Volksmarch Walks for Fun, Fitness, and Friendship

Non-competitive Walks Open for All to Enjoy

Volksmarch Starting Point with IVV Flag
Wendy Bumgardner ©

A volksmarch is a non-competitive walk hosted by a walking club but open to the public to come and enjoy. The purpose of the walk is to promote health, fun, and friendship rather than to support a charity. The clubs who host these events are allied with other clubs around the world through the International Volkssportverband (IVV) (International Federation of Popular Sports). They promote walking worldwide.

Origin of Volksmarch Walks

Volksmarching got its name from its origins in Europe, specifically in the Bavarian region of southern Germany. Volks can be translated from the German volk for "people" and march from marsch for walking or marching. It means "people's march" or "people's walk." Much like the Volkswagen is the people's car, volksmarches are walks for everyone.

Volksmarch walks have been organized in Europe since the early 1970s with the intent of being non-competitive and welcoming people of all ability levels. They are specifically untimed events, with awards or mementos given to everyone who participates. Nobody receives an award for crossing the finish line first. They were developed because the organizers thought sports had become so competitive that people were discouraged from getting physical activity.

Outside of Germany, clubs may use different words for volksmarch as the German term can be confusing.

 Synonyms for volksmarch include volkswalk, volksmarsch, volkssport walk, fun walk, traditional walk, year-round walk, IVV walk, and AVA walk.

Volksmarching Organizations

The term volksmarch is not trademarked, but it commonly used only for walks sanctioned by a walking club that is allied with the International Volkssportverband (IVV) (International Federation of Popular Sports) and which provides a credit stamp in IVV Individual Achievement Award books at the finish of the walk.

There are thousands of volkssport clubs around the world allied with the IVV. The clubs exist to host walking events that are open to the public to encourage healthy, fun physical activity. Clubs are under the umbrella of a national organization or are direct members of the IVV. In the USA, the parent organization is the American Volkssport Association, a non-profit organization. In Canada the parent organization is the Canadian Volkssport Federation, and in Britain it is the British Walking Association.

Kinds of Volksmarches

At a traditional volksmarch walk, the club maps out a route of a minimum of 10 kilometers (6.2 miles). They mark the trail with ribbons or arrows for a specific day or weekend, or they may provide a map. Walkers are invited to join in at any time during a long start window (often four hours) so they can enjoy the trail at their convenience. Checkpoints and refreshments are usually provided every 3 miles along the way. A shorter route of 5 kilometers (3 miles) may also be provided.

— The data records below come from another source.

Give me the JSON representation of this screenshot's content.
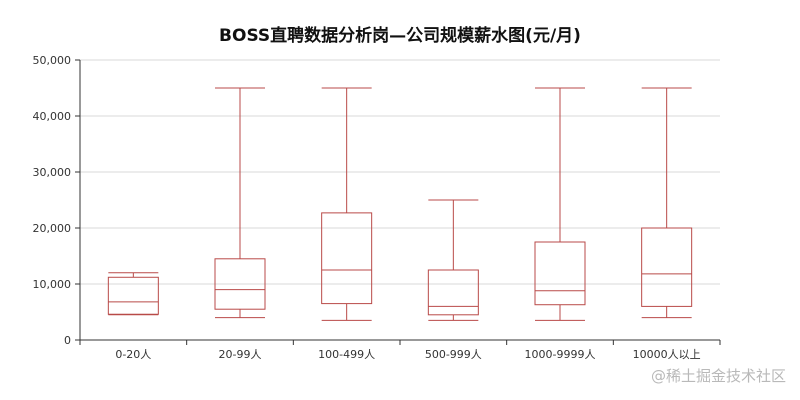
{
  "chart_data": {
    "type": "boxplot",
    "title": "BOSS直聘数据分析岗—公司规模薪水图(元/月)",
    "categories": [
      "0-20人",
      "20-99人",
      "100-499人",
      "500-999人",
      "1000-9999人",
      "10000人以上"
    ],
    "boxes": [
      {
        "min": 4500,
        "q1": 4600,
        "median": 6800,
        "q3": 11200,
        "max": 12000
      },
      {
        "min": 4000,
        "q1": 5500,
        "median": 9000,
        "q3": 14500,
        "max": 45000
      },
      {
        "min": 3500,
        "q1": 6500,
        "median": 12500,
        "q3": 22700,
        "max": 45000
      },
      {
        "min": 3500,
        "q1": 4500,
        "median": 6000,
        "q3": 12500,
        "max": 25000
      },
      {
        "min": 3500,
        "q1": 6300,
        "median": 8800,
        "q3": 17500,
        "max": 45000
      },
      {
        "min": 4000,
        "q1": 6000,
        "median": 11800,
        "q3": 20000,
        "max": 45000
      }
    ],
    "ylim": [
      0,
      50000
    ],
    "yticks": [
      "0",
      "10,000",
      "20,000",
      "30,000",
      "40,000",
      "50,000"
    ],
    "grid": true,
    "color": "#b94a48"
  },
  "watermark": "@稀土掘金技术社区"
}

A guided volksmarch walk is a group walk where the group all starts at the same time. The trail might not be marked and the walkers must stay with the group. Sometimes a map will be provided for those who want to separate from the group.

A year-round volksmarch or seasonal volksmarch is an unstaffed walk, open for months or for the entire year. Walkers pick up a map at a designated starting point and use it to guide themselves around the route. An online system of registering and delivering the maps and volkssport credit is being developed and may be available for some of these routes.

Where They Walk

Volksmarch walks are usually held outdoors. They include routes in parks, countryside, towns, historic areas, cities, and natural areas. The walking surface may be sidewalks, asphalt paths, or natural trails, and often walks have a combination of surfaces.

Walks are rated for difficulty. Often the scale is 1 to 5, with 1 being the easiest, often flat and paved, and 5 being a mountainous walk on rough trails. Different national associations have specific grading systems that include letters for the type of trail surface.

What makes a volksmarch different from routes of fun runs is that they are designed by walkers to be enjoyed and savored. They typically include local parks, historic points of interest, and scenic areas. You are usually free to stop and enjoy the sights and amenities rather than feeling you need to get to the finish line.

Finding a Volksmarch

Calendars of volksmarch events and locations of year-round walks can be found on the web sites of the national volkssport organizations. You can find links for around the world at the IVV website.

You can register for most volksmarch walks at the starting point when you are ready to start the event. A small fee may be required, usually the equivalent of $3. You are often welcomed to join the local club and to buy IVV Individual Achievement Award Record Books to track your walks. These are optional but are a fun way to earn awards based on the number of volksmarch walks you enjoy.